EBG Biosimilars 2015

EGA: Low patient recruitment sends biosimilar trials to Eastern Europe

26-Apr-2015 - Last updated on 27-Apr-2015 at 14:03 GMT

Joerg Windisch speaking at the EGA-EBG Conference in Tower Hill, London. (Image: EGA)

Reluctant doctors and varying reimbursement policies are affecting biosimilar trial recruitment, experts said at the European Generics Association’s biosimilars conference in London last week.

Sponsor companies are moving trials to Eastern Europe to try to find study participants, investment analyst Ronny Gal of Sanford Bernstein, told an audience at the 13^th EGA-European Biosimilars Group Conference on Thursday.

“Some of the players who are trying to get into the market first are pushing for trials in Belarus, Ukraine, Hungary, Poland.

“The idea is to have a few centres, where you have very tight control over what a centre does, minimise variability, and recruit a lot of patients for those trials.”

But Gal said a strategy of concentrating trials is one region could bring its own problems.

“I wonder if at any point will the others begin to argue that a trial with primarily Eastern European population will be non-representative.”

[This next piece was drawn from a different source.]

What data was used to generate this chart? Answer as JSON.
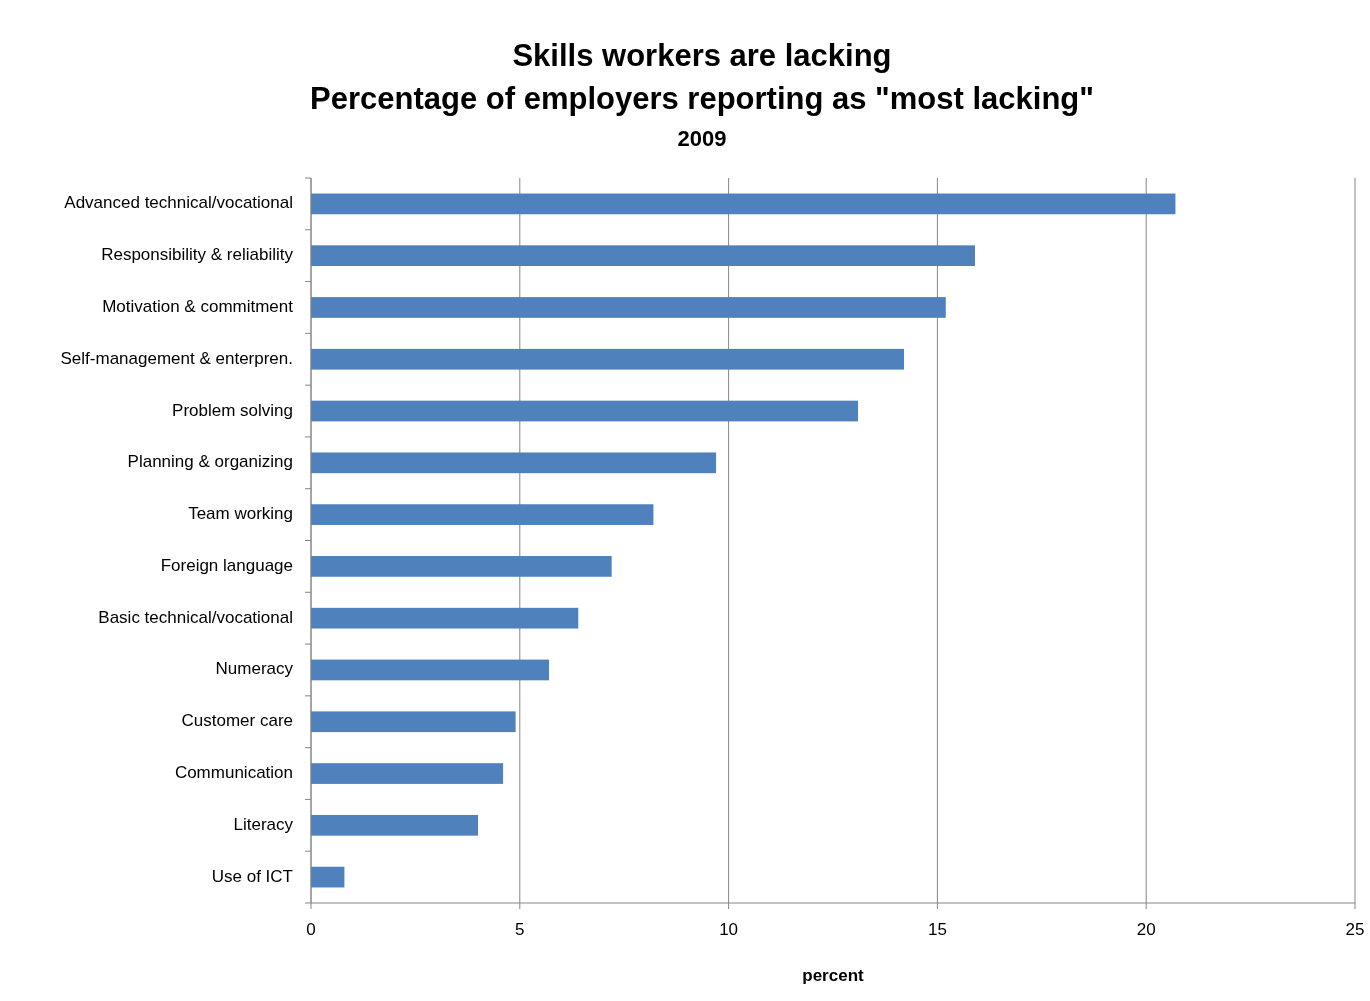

Other companies are beginning to cast their net wider with a “brute recruiting approach”, spreading a few centres across several different countries, bringing greater genetic variability, he said.

Educating doctors

However biosimilar makers decide to solve the recruitment process, Gal was clear it is currently a problem of “extreme difficulty” and a “fly in the ointment” for gene therapy.

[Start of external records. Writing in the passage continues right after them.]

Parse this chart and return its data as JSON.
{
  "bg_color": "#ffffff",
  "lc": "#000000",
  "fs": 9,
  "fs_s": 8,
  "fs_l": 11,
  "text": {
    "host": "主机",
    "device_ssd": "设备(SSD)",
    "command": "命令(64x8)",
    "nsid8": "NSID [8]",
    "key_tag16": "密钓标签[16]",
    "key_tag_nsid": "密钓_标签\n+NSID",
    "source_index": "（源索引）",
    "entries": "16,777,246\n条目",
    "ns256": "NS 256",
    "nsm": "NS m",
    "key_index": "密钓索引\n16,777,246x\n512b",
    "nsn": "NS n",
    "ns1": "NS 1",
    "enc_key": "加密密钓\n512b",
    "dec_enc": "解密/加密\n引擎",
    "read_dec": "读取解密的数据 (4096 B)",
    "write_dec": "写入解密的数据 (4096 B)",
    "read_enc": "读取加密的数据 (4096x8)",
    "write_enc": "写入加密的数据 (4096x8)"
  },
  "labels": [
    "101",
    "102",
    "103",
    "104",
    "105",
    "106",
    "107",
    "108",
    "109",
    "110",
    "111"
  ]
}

Persuading physicians in the UK, France and Scandinavia to participate is a particular hurdle.

“Doctors do not see the benefit of their patients being on those trials, although there are clearly system benefits. And most of those trials go elsewhere.”

This view was seconded at the conference by Joerg Windisch, Chair of the European Biosimilars Group (EBG, part of EGA) and Sandoz Chief Science Officer.

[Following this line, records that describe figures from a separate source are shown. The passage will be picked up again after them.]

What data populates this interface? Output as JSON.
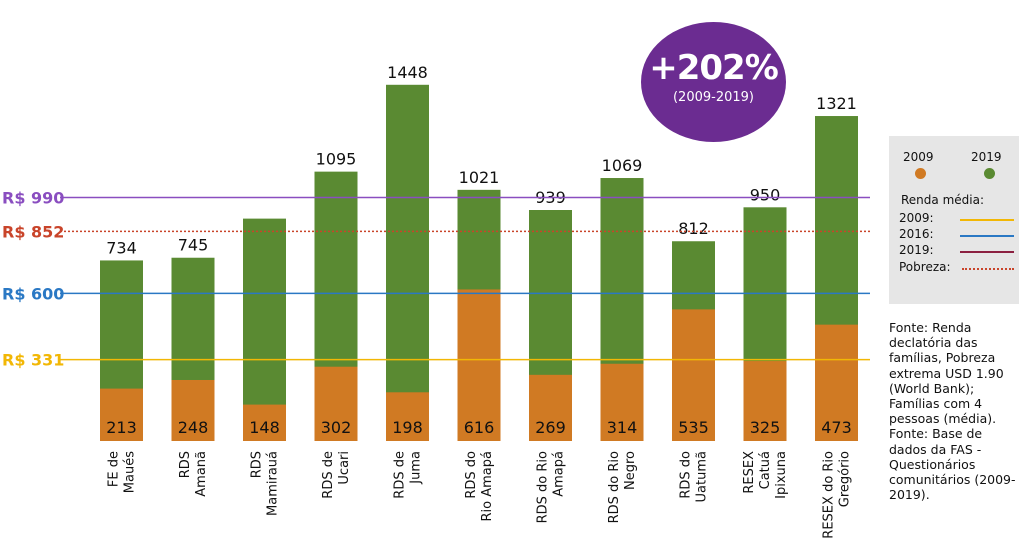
{
  "chart_data": {
    "type": "bar",
    "stacked_overlay": true,
    "categories": [
      [
        "FE de",
        "Maués"
      ],
      [
        "RDS",
        "Amanã"
      ],
      [
        "RDS",
        "Mamirauá"
      ],
      [
        "RDS de",
        "Ucari"
      ],
      [
        "RDS de",
        "Juma"
      ],
      [
        "RDS do",
        "Rio Amapá"
      ],
      [
        "RDS do Rio",
        "Amapá"
      ],
      [
        "RDS do Rio",
        "Negro"
      ],
      [
        "RDS do",
        "Uatumã"
      ],
      [
        "RESEX",
        "Catuá",
        "Ipixuna"
      ],
      [
        "RESEX do Rio",
        "Gregório"
      ]
    ],
    "series": [
      {
        "name": "2009",
        "color": "#d07a23",
        "values": [
          213,
          248,
          148,
          302,
          198,
          616,
          269,
          314,
          535,
          325,
          473
        ]
      },
      {
        "name": "2019",
        "color": "#5a8a32",
        "values": [
          734,
          745,
          904,
          1095,
          1448,
          1021,
          939,
          1069,
          812,
          950,
          1321
        ]
      }
    ],
    "top_labels": [
      "734",
      "745",
      "",
      "1095",
      "1448",
      "1021",
      "939",
      "1069",
      "812",
      "950",
      "1321"
    ],
    "reference_lines": [
      {
        "label": "R$ 990",
        "value": 990,
        "color": "#8a4ec0",
        "style": "solid"
      },
      {
        "label": "R$ 852",
        "value": 852,
        "color": "#c9442a",
        "style": "dotted"
      },
      {
        "label": "R$ 600",
        "value": 600,
        "color": "#2a78c4",
        "style": "solid"
      },
      {
        "label": "R$ 331",
        "value": 331,
        "color": "#f2b705",
        "style": "solid"
      }
    ],
    "ylim": [
      0,
      1600
    ]
  },
  "badge": {
    "main": "+202%",
    "sub": "(2009-2019)",
    "color": "#6b2c91"
  },
  "legend": {
    "year_2009": "2009",
    "year_2019": "2019",
    "title": "Renda média:",
    "rows": [
      {
        "label": "2009:",
        "color": "#f2b705",
        "style": "solid"
      },
      {
        "label": "2016:",
        "color": "#2a78c4",
        "style": "solid"
      },
      {
        "label": "2019:",
        "color": "#8b2040",
        "style": "solid"
      },
      {
        "label": "Pobreza:",
        "color": "#c9442a",
        "style": "dotted"
      }
    ]
  },
  "source": "Fonte: Renda declatória das famílias, Pobreza extrema USD 1.90 (World Bank); Famílias com 4 pessoas (média). Fonte: Base de dados da FAS - Questionários comunitários (2009-2019)."
}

Windisch said the answer lies in assuring doctors – who prize clinical data over other kinds – of the safety and efficacy of biosimilars compared to originator biologics.

“If you look at the evidence that leads to approval of a biosimilar, you’re connecting the biosimilar to the clinical data and experience of the original product.

“The most sensitive way of doing that is with all the state of the art functional and analytic data you have available. But that’s typically not what clinicians understand by the word ‘data’. So that’s where the education comes in.”

Windisch said approvals of the first generation of oncology biosimilars will help persuade doctors in other specialties “and then the dam will break and it will get easier. Pioneering work means clearing the brush.”

He stressed the difficulty of convincing doctors and patients to try a biosimilar in countries where the costs of originator biopharmaceuticals are reimbursed.

“There you have to work with physicians who understand the long-term effect biosimilars will have regarding long-term access and sustainability of healthcare systems.

“It may seem naïve, we actually thought so a few years ago, but you can actually find these people. If you collaborate with them, they have a network of other people; it’s contagious.”

Willingness to go into biosimilar trials is higher in countries where access to reference products is lower and more expensive, he said.